Andrew Biggs doesn't like means testing. For example, Biggs analyzes a Heritage Foundation plan to reform entitlements and balance the budget, which includes a flat tax (hurrah) and means testing (hiss) in terms of implicit tax rates on elderly workers. Their flat tax rate would be 25 percent, but because of means testing, "total marginal tax rates in retirement could reach 72%."

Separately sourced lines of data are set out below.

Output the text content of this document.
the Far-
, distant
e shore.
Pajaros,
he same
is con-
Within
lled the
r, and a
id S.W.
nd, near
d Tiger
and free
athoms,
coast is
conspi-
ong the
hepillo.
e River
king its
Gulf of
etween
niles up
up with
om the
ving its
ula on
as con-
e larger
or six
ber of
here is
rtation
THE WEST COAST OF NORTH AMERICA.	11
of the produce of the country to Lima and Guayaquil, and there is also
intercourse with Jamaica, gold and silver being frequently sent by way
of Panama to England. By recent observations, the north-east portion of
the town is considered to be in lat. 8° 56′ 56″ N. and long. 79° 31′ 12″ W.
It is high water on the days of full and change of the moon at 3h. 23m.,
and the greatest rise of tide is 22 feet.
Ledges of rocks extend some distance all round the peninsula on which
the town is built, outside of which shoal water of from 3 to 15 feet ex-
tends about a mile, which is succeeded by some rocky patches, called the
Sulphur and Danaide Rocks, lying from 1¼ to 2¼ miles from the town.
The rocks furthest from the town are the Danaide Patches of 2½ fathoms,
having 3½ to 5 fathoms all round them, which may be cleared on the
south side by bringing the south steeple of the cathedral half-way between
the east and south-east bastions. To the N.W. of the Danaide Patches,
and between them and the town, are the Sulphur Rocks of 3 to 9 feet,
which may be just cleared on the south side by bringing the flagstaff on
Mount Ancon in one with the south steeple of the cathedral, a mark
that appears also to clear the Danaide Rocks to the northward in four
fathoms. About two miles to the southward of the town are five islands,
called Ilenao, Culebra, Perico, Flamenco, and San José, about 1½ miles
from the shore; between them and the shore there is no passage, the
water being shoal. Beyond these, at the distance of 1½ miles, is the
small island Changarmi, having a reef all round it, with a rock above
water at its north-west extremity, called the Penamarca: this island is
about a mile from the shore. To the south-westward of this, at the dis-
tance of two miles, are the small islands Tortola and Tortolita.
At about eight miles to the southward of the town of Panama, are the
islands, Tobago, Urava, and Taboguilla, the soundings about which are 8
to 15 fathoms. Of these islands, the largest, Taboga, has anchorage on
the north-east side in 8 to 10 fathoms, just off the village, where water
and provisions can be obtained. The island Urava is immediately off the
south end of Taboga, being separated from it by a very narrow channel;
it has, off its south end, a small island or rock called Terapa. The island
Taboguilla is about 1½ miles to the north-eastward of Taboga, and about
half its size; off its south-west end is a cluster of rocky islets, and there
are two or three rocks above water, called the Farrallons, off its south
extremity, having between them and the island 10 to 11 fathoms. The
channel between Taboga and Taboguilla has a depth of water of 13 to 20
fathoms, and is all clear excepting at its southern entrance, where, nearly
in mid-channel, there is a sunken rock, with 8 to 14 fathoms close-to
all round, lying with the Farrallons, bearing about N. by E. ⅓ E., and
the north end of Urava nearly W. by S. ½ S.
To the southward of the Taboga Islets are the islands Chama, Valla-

... there is reason to believe that people are more responsive to marginal tax rates during or near retirement — when the option not to work is clearly available — than during their prime working years, when the need to support a family and save for retirement means that most people will work as much as they can. In a 2008 study of workers over the age of 70, Lucie Schmidt of Williams College and Purvi Sevak of Hunter College found that "a reduction in the marginal tax rate that would increase the payoff to working by 10% would increase labor force participation by 7.5% among men and 11.4% among women." These are far greater responses to tax incentives than have been found among younger workers. For the population as a whole, the Congressional Budget Office assumes a response about one-third this size. The effect on marginal tax rates of the means test proposed in the Heritage budget would be almost four times larger than the increase studied by Schmidt and Sevak — and in the wrong direction — and so would be likely to yield a powerful undesirable response. Similarly, a study by Eric French of the Federal Reserve and John Jones of the State University of New York found that labor-force "participation decisions are most sensitive to financial incentives when workers are old." Means tests would thus impose powerful negative incentives precisely when people are most responsive to them.
He makes a compelling case, Professor Caplan.